Each slice consisted of 35 by 146 EELS pixels with 0.05s exposures. Subpixel scanning was performed in a 32 by 32 grid inside each EELS pixel to provide superior resolution in the simultaneously acquired HAADF and MAADF images. The principle component analysis method of [32] was used to eliminate noise in the atomic-resolution EELS elemental maps as described in [33]. For the Ti maps we again used the L-edge, however when extracting the Sr and Zr elemental maps for the optical sectioning we utilised the Sr and Zr M-edges rather than their L-edges due to the proximity of the M-edges to the Ti L-edge, which was needed to record all the edges at once on the smaller CCD of the Enfina spectrometer, and also because of their higher cross sections. The Ti L-edge fine structure was used to fine tune the calibration of the energy scale. Although the Sr and Zr M-edges are extended and overlap, they are offset in energy and have fine structure features appearing at different energies. The Zr M-edge has a pair of peaks appearing between 330 and 355eV where the Sr M-edge has no fine structure and only a decaying tail, and the Sr M-edge has a pair of peaks between 270 and 286eV where the Zr edge is relatively flat. For the Zr edge, background subtraction fitting was performed in the flat region just after the pair of peaks at the Sr M-edge maximum. For the Sr edge the background fitting was performed between 218 and 240eV, which balances the falloff of one peak in the Zr edge with the rise of the broad peak appearing just before the Sr integration window.

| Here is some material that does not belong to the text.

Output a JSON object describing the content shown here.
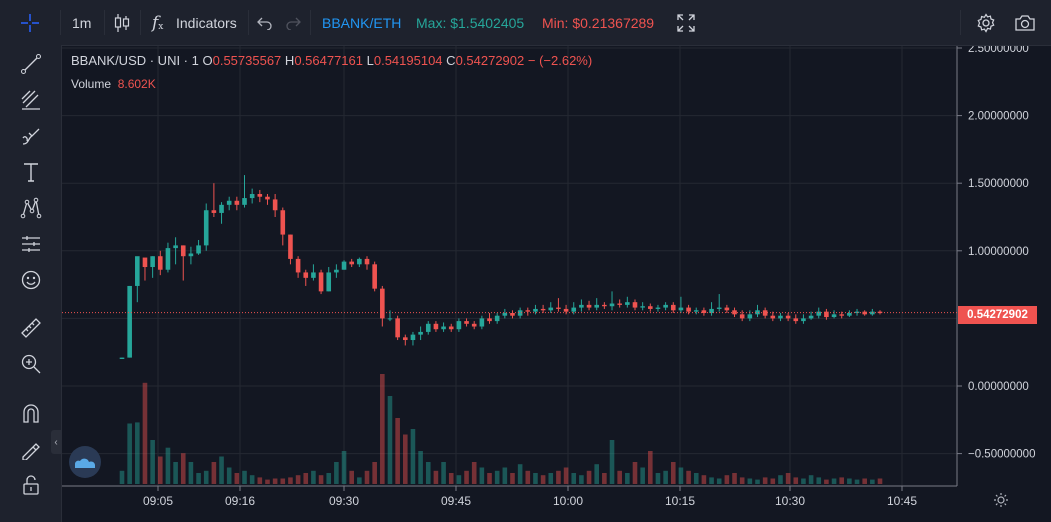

Clear differences are seen between the two spectroscopic optical slices. In the slice taken at the entrance surface of the sample (0nm defocus), the HAADF image shows the alternating pattern of bright and dark columns associated with Sr and Ti columns in STO from top to bottom, and the Zr map reveals the presence of a Zr containing region but without any lattice contrast. However in the slice taken with the probe focused 18nm further into the depth of the sample (−18nm defocus) in the same area, a region of YSZ like contrast appears in the upper portion of the HAADF image, with all neighbouring columns having similar intensity. Here the Zr signal also sharpens into a lattice with precisely the periodicity expected for YSZ (compare to the overlaid Zr lattice model in Fig. 5). This demonstrates spectroscopic depth sensitivity with EELS. The Zr map at zero defocus is an out of focus version of the lattice seen at −18nm defocus. We note that this lattice cannot simply be an artefact of the PCA treatment rather than depth sensitivity as if this were the case the lattice would also appear at zero defocus.